CVE-2025-10036 is a medium-severity SQL Injection vulnerability affecting the Featured Image from URL (FIFU) WordPress plugin developed by marceljm. The vulnerability exists in the get_all_urls() function in all versions up to and including 5.2.7. The root cause is improper neutralization of special elements used in SQL commands (CWE-89), specifically insufficient escaping of user-supplied parameters and lack of prepared statements in the SQL query construction. This flaw allows authenticated attackers with Administrator-level privileges or higher to append malicious SQL queries to existing ones. Exploiting this vulnerability could enable attackers to extract sensitive information from the WordPress database, such as user credentials, site configuration, or other confidential data. The CVSS v3.1 base score is 4.9, reflecting a medium severity with network attack vector, low attack complexity, high privileges required, no user interaction, and a confidentiality impact but no integrity or availability impact. No known exploits are currently reported in the wild, and no official patches have been linked yet. The vulnerability was published on September 26, 2025, and was reserved earlier that month. The issue is significant because WordPress powers a large portion of websites globally, and plugins like FIFU are widely used to manage featured images via URLs, making this a relevant threat to many sites that rely on this plugin for content management.

For European organizations, this vulnerability poses a risk primarily to websites and web applications running WordPress with the FIFU plugin installed. Since exploitation requires administrator-level access, the threat is more relevant in scenarios where internal users or compromised credentials could be leveraged by attackers. Successful exploitation could lead to unauthorized disclosure of sensitive data stored in the WordPress database, including personal data protected under GDPR, potentially resulting in data breaches, regulatory penalties, and reputational damage. The lack of impact on integrity and availability limits the threat to confidentiality breaches only, but the exposure of sensitive information could still be significant. Organizations using this plugin in sectors such as e-commerce, government, healthcare, and finance in Europe could face increased risk due to the sensitivity of the data handled. Additionally, the medium severity score suggests that while the vulnerability is exploitable, it requires elevated privileges, somewhat limiting the attack surface but not eliminating risk, especially in environments with weak internal controls or compromised administrator accounts.

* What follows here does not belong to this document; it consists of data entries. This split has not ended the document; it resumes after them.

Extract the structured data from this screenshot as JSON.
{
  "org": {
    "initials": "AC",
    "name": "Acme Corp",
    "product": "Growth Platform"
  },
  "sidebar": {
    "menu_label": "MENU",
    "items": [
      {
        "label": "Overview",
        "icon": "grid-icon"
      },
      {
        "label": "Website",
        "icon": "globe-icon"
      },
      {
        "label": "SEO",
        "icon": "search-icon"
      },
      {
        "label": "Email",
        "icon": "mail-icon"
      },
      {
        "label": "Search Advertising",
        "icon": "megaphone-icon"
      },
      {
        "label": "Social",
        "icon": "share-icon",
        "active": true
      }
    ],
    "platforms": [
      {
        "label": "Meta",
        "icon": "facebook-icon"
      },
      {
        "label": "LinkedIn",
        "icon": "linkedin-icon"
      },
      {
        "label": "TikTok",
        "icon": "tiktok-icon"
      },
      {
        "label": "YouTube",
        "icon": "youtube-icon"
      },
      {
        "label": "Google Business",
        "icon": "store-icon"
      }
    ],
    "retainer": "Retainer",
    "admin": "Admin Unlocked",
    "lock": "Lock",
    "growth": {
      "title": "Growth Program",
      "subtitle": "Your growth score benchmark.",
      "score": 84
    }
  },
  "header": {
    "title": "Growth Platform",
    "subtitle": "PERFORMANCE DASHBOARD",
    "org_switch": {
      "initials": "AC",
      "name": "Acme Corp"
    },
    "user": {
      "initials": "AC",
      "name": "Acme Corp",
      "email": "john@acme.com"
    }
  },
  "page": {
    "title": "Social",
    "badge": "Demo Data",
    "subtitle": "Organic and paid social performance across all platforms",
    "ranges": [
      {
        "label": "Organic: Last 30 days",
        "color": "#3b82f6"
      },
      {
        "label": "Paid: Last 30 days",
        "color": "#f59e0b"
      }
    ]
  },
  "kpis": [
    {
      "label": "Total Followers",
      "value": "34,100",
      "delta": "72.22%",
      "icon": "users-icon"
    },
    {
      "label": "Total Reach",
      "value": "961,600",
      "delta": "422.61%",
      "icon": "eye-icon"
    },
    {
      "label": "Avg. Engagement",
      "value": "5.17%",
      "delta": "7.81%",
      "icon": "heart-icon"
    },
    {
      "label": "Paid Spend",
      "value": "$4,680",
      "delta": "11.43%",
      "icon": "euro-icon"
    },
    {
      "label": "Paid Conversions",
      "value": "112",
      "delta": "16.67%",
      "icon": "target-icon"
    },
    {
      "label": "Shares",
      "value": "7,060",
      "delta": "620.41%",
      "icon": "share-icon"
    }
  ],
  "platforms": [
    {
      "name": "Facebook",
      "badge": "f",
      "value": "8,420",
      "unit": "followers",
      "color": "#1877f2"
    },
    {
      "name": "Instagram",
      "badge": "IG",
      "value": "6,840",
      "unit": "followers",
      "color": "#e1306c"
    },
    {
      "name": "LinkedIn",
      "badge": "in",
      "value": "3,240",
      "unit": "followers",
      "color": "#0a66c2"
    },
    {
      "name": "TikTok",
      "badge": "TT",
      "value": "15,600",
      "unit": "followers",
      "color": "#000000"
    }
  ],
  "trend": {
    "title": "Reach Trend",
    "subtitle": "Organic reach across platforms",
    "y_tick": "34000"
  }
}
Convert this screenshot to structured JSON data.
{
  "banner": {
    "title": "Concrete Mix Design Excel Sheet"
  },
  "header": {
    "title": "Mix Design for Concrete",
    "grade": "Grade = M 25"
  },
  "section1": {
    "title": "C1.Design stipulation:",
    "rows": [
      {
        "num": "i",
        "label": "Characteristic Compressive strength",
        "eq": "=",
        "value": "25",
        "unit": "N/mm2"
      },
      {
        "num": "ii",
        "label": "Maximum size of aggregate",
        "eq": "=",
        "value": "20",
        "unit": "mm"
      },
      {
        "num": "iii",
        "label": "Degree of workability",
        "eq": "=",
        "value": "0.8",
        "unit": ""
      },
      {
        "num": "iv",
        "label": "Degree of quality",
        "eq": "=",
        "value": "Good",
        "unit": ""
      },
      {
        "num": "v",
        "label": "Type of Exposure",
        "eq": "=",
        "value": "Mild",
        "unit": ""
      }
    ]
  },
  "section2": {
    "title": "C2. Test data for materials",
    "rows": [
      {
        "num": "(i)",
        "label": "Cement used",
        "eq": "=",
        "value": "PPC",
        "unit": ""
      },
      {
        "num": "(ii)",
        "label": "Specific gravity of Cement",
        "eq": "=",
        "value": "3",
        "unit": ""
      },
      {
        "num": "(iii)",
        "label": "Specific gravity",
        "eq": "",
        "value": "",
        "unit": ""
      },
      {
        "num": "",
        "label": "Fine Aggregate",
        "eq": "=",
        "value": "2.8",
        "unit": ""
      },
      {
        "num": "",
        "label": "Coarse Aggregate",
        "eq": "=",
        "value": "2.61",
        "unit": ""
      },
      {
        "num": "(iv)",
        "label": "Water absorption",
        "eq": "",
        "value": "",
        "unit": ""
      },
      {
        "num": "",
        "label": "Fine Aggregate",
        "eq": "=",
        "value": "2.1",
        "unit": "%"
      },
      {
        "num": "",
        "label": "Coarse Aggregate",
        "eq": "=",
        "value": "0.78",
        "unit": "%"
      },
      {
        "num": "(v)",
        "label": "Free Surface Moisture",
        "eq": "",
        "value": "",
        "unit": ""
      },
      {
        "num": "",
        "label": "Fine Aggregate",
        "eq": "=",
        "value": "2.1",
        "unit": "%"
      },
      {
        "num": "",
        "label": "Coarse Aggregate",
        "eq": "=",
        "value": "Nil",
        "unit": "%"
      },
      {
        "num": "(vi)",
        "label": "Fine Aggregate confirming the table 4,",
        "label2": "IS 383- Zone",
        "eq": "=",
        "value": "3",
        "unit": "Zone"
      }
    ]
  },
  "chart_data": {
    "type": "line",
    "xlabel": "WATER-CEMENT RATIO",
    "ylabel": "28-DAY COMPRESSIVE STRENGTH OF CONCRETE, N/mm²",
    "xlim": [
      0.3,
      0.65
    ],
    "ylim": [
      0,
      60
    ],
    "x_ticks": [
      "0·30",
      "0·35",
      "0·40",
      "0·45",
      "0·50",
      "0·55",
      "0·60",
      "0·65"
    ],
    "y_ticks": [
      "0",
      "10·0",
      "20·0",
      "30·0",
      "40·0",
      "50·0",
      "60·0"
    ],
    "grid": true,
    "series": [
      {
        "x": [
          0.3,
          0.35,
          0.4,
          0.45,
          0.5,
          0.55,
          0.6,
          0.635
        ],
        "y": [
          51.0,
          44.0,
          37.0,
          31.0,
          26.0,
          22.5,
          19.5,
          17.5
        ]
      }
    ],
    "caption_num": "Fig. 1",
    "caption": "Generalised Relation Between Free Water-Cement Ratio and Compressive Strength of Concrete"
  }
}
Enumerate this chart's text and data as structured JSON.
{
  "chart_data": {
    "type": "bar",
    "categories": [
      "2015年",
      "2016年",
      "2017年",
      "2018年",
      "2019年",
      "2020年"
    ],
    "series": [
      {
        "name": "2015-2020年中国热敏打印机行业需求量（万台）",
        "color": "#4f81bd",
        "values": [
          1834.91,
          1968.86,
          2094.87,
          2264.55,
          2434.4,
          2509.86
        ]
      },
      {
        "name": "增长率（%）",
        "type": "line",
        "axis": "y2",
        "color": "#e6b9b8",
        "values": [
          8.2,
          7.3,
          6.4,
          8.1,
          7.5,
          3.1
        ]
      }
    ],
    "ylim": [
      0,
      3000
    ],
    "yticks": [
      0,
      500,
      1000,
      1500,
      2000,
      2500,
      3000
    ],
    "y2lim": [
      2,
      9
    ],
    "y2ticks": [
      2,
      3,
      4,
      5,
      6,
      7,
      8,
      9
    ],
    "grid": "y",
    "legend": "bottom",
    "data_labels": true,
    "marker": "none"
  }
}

European organizations should immediately audit their WordPress installations to identify the presence of the Featured Image from URL (FIFU) plugin and verify the version in use. Until an official patch is released, organizations should consider the following specific mitigations: 1) Restrict administrator access strictly to trusted personnel and enforce strong authentication mechanisms such as multi-factor authentication (MFA) to reduce the risk of credential compromise. 2) Implement Web Application Firewalls (WAFs) with custom rules to detect and block suspicious SQL injection patterns targeting the get_all_urls() function or related plugin endpoints. 3) Conduct regular security reviews and code audits of installed plugins, especially those handling user input and database queries. 4) Monitor logs for unusual database query patterns or access anomalies that could indicate exploitation attempts. 5) If feasible, temporarily disable or remove the FIFU plugin until a security update is available. 6) Educate site administrators about the risks of SQL injection and the importance of applying principle of least privilege. 7) Keep WordPress core and all plugins updated to the latest versions to minimize exposure to known vulnerabilities.